Desde que publico en Internet me he encontrado sumida en discusiones absurdas. La mayoría de las veces, mis respuestas a los comentarios que se me dejaban no eran otra cosa sino vanos intentos por aclarar qué había querido decir o por resolver malentendidos.

Gracias a un enlace que me facilitó la mosca cojonera, he podido ver que es algo bastante habitual. En este estudio se llegó a la conclusión de que sólo en un 50 por ciento de las veces somos capaces de interpretar correctamente con qué tono se ha escrito un e-mail que hemos recibido. Probablemente, esto ocurrirá con más frecuencia aún en las entradas de blogs, ya que en estos casos, además no solemos conocer a los autores de estos posts.

No sólo en cuanto al tono — sarcástico o serio—, también en muchos otros aspectos he encontrado que se han interpretado mal mis intenciones. Lo más habitual, según me ha parecido observar, es que quienes comentan ni siquiera se lean el contenido de la entrada o no lo hagan de forma íntegra o con la suficiente atención, sino que vayan directamente a dejar su protesta por algo ante lo que ya están predispuestos a ofenderse. Cuando son tales los casos, no sirve de nada tratar de aclarar las intenciones de una o intentar acabar en buenos términos.

Hay personas a las que les gusta fomentar esta falta de entendimiento, como trolls de sus propios blogs, pues así aumentarán el número de comentarios.
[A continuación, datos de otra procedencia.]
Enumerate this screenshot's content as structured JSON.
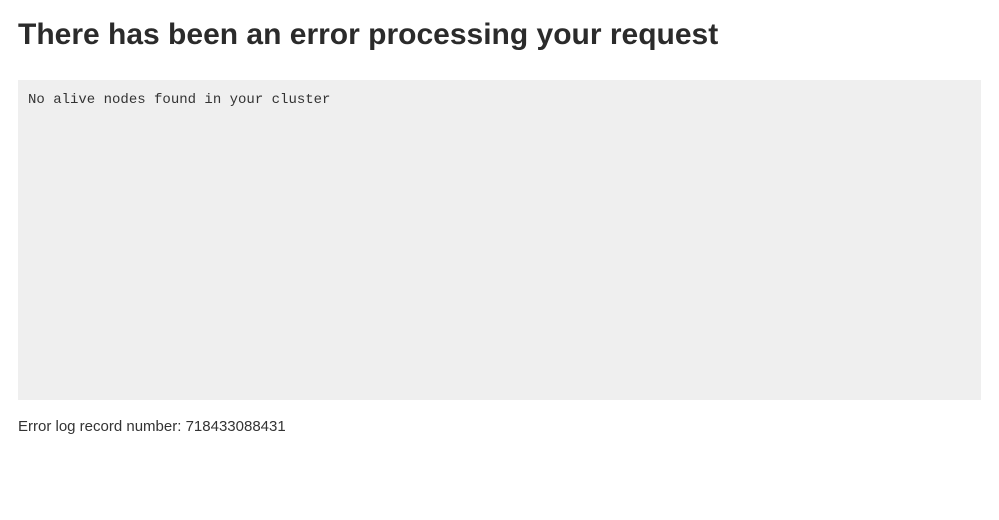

Personalmente, disfruto un debate bien argumentado en el que mi interlocutor/a y yo nos llevemos, si es necesario, la contraria al 100 %; pero no soy partidaria de esas protestas sin sentido y esas ofensas ante cosas que no se han dicho.

Tras las grandes disputas y los muchos meses publicando con gran asiduidad para este medio —en un blog con miles de visitas diarias—, en lugar de aprender a escribir mejor gracias a la práctica, mi evolución ha consistido en tratar de adelantarme a cualquier pega o de dejar siempre claro que quiero decir una cosa y no otra. Es un poco triste, a la par que resulta cansino. Pero no veo que tenga solución, salvo ignorar por completo a aquellos que replican.

¿Indica esto que el medio escrito no es suficiente para transmitir tonos o intenciones? No tendría por qué ser así necesariamente. Quienes llevan a cabo el estudio se quedan en la estadística y no tratan de encontrar una causa. Pero sería bueno encontrar, no sólo la raíz, sino también la solución.

Me parece algo feo tener que recurrir a los emoticones para que la persona que está al otro lado sepa que vas en broma o entienda tu estado de ánimo. Pero reconozco que prefiero utilizarlos antes de arriesgarme a expresarme de forma equívoca.